Matsya Purana — The Madana-Dvādaśī Vow and the Birth of the Maruts
शय्यां दद्यादनङ्गाय सर्वोपस्करसंयुताम् काञ्चनं कामदेवं च शुक्लां गां च पयस्विनीम् //
śayyāṃ dadyādanaṅgāya sarvopaskarasaṃyutām kāñcanaṃ kāmadevaṃ ca śuklāṃ gāṃ ca payasvinīm //
One should offer to Ananga (Kāma) a bed furnished with all its accessories, together with a golden image of Kāmadeva, and also a white cow that yields milk.
This verse does not discuss pralaya; it focuses on dāna-dharma—meritorious gifting as a means of sustaining dharma and auspicious order in worldly life.

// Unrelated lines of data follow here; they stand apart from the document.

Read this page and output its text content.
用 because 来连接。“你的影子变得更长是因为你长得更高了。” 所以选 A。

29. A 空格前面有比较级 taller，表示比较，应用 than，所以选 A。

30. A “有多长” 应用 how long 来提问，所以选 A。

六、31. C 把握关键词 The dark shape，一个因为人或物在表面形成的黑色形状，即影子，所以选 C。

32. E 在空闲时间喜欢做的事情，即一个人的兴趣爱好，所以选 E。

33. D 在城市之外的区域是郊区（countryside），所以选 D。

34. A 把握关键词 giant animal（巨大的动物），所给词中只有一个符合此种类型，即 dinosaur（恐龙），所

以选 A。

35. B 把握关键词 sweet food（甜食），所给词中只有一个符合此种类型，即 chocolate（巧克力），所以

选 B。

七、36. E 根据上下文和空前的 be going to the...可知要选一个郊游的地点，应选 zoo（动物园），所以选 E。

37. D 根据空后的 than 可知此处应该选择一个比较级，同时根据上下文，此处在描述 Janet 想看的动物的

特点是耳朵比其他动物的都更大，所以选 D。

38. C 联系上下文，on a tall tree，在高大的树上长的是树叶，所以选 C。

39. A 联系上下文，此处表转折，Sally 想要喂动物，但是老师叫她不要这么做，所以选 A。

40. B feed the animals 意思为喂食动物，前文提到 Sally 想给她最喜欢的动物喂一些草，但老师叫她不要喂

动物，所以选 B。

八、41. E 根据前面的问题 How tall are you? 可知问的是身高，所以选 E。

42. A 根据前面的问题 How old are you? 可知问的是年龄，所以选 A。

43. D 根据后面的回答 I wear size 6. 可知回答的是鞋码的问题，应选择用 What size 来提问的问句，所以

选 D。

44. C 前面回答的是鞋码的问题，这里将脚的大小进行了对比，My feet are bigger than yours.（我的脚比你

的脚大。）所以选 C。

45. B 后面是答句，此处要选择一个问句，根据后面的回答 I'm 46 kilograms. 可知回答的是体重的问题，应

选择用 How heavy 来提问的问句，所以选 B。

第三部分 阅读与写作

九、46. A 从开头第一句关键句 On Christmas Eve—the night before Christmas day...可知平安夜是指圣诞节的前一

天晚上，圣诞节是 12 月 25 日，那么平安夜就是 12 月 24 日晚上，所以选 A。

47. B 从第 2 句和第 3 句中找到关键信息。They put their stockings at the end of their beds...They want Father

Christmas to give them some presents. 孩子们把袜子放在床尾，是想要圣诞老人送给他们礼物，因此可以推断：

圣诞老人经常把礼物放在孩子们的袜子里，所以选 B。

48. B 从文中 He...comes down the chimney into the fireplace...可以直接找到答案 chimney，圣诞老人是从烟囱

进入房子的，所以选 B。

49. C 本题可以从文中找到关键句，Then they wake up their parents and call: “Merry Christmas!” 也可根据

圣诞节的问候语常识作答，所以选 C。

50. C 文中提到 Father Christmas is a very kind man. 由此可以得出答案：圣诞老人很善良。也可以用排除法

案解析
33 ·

It prescribes a specific charitable act: a householder (and by extension a king as chief patron) should donate well-appointed comforts (a furnished bed), a valuable devotional object (a golden Kāmadeva), and a productive asset (a milk-giving cow), reflecting responsible wealth-use and ritual generosity.
The significance is ritual rather than architectural: it outlines the proper constituents of a formal gift—completeness of the donated item (bed with accessories) and suitability of the offering (golden deity-image and a healthy, milk-yielding white cow).